5. The Octapus: These slimy sea creatures possess a natural curiosity and problem solving ability that have brought out comparisons between their brains and ours. While we’re trying to figure out whether to call them octapi or octapusses, they’ll be plotting our doom.

6. The Crow: These black demon birds are capable of fashioning and using tools as well as solving relatively complex problems. Also, these natural “bomb droppers” are capable of inflicting terror with both ends: their beaks as well as their bottoms. Never underestimate an animal that is capable of dropping its feces from hundreds of feet above our heads.

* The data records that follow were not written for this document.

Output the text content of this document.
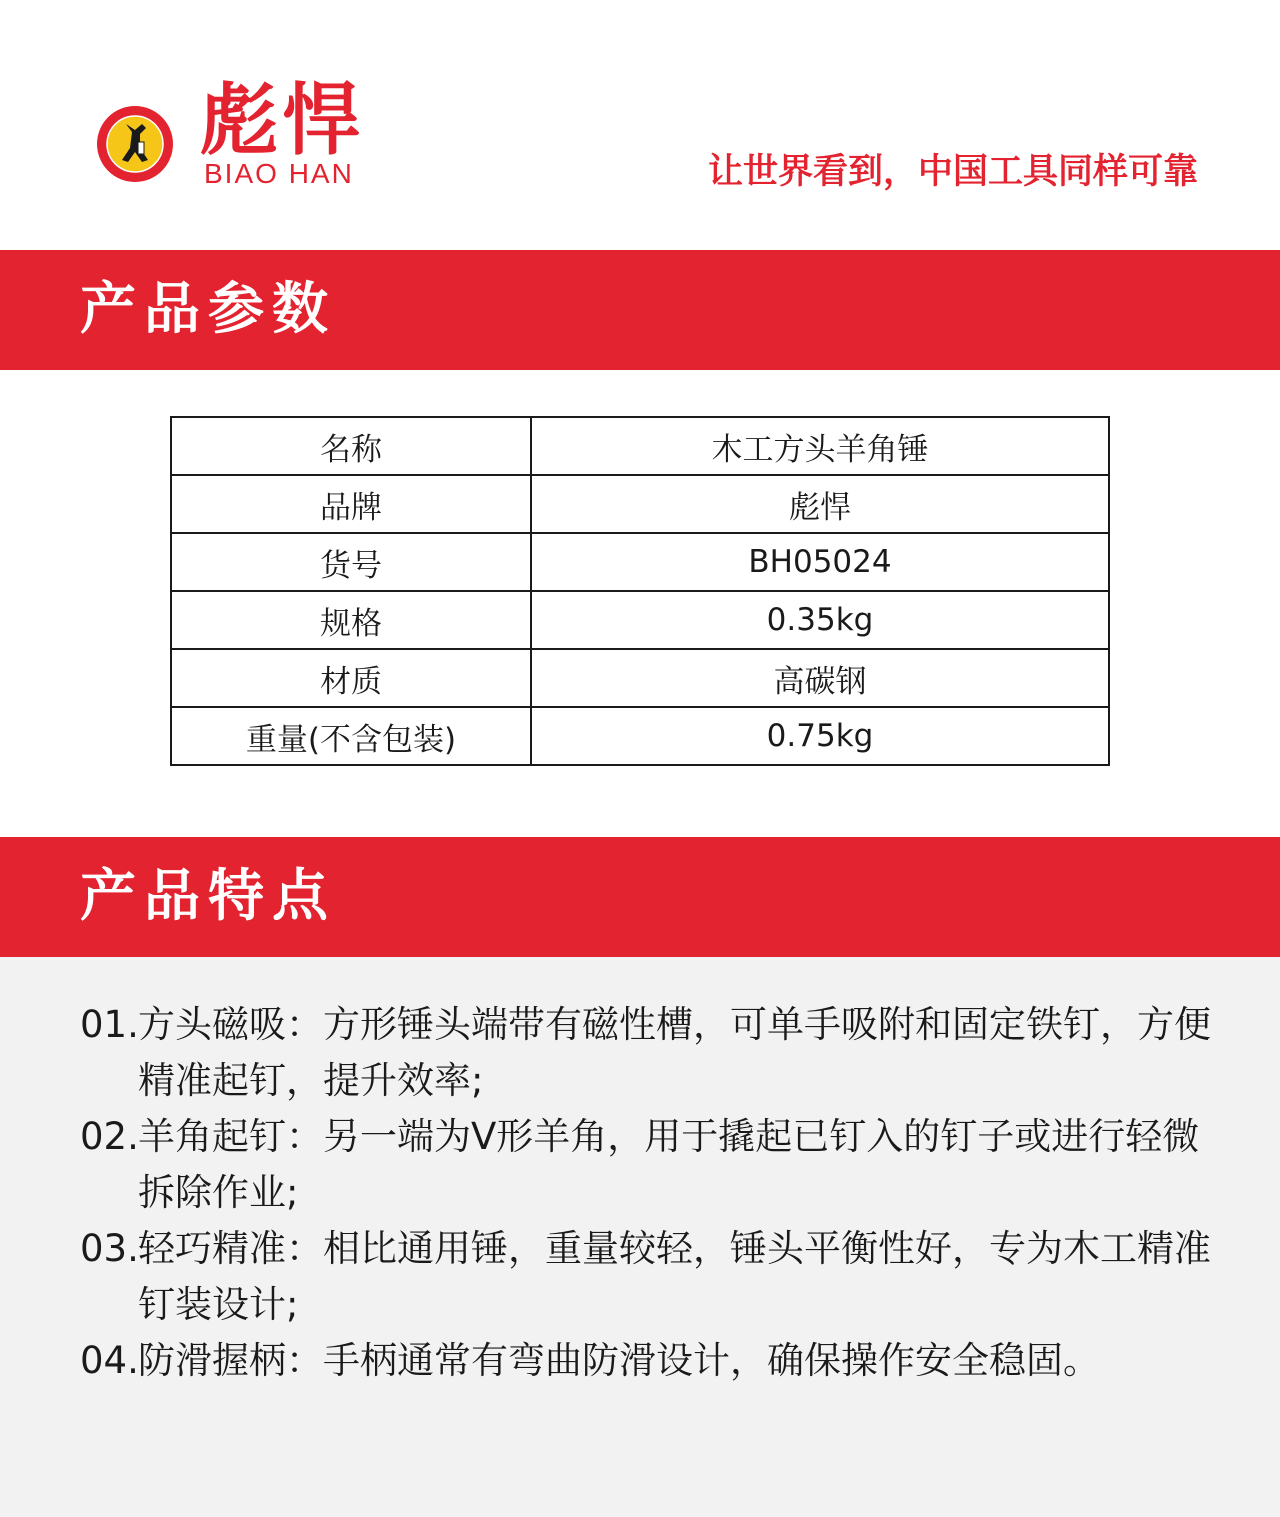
彪悍
BIAO HAN	让世界看到，中国工具同样可靠
产品参数
名称	木工方头羊角锤
品牌	彪悍
货号	BH05024
规格	0.35kg
材质	高碳钢
重量(不含包装)	0.75kg
产品特点
01. 方头磁吸：方形锤头端带有磁性槽，可单手吸附和固定铁钉，方便精准起钉，提升效率;
02. 羊角起钉：另一端为V形羊角，用于撬起已钉入的钉子或进行轻微拆除作业;
03. 轻巧精准：相比通用锤，重量较轻，锤头平衡性好，专为木工精准钉装设计;
04. 防滑握柄：手柄通常有弯曲防滑设计，确保操作安全稳固。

7. The Squirrel: The mental map making skills of this deceptive rodent make it a natural enemy of mankind. Plus they have those tiny hands… those clawed, terrifying, tiny hands…

8.  The Dog: We welcome them into our homes and call them our best friends. How naive can we be? These naturally intelligent killing machines could murder us in our sleep at any moment.

9. The Cat: These solitary survivalists would watch us choke to death on a chicken bone without lifting a finger in our favor. They’ve been adapting to various living conditions for nearly 10,000 years; plus, have you ever seen a cat play with a mouse in the throes of death? Brutal.

10. The Pig: The intelligence of a pig rivals that of a chimpanzee. They learn tasks surprisingly quickly and can move the cursor of a video screen with their disgusting little snouts. Not only this, but if you’ve ever seen the movie “Snatch,” you know that a group of pigs can devour an entire human, bones and all, in mere minutes.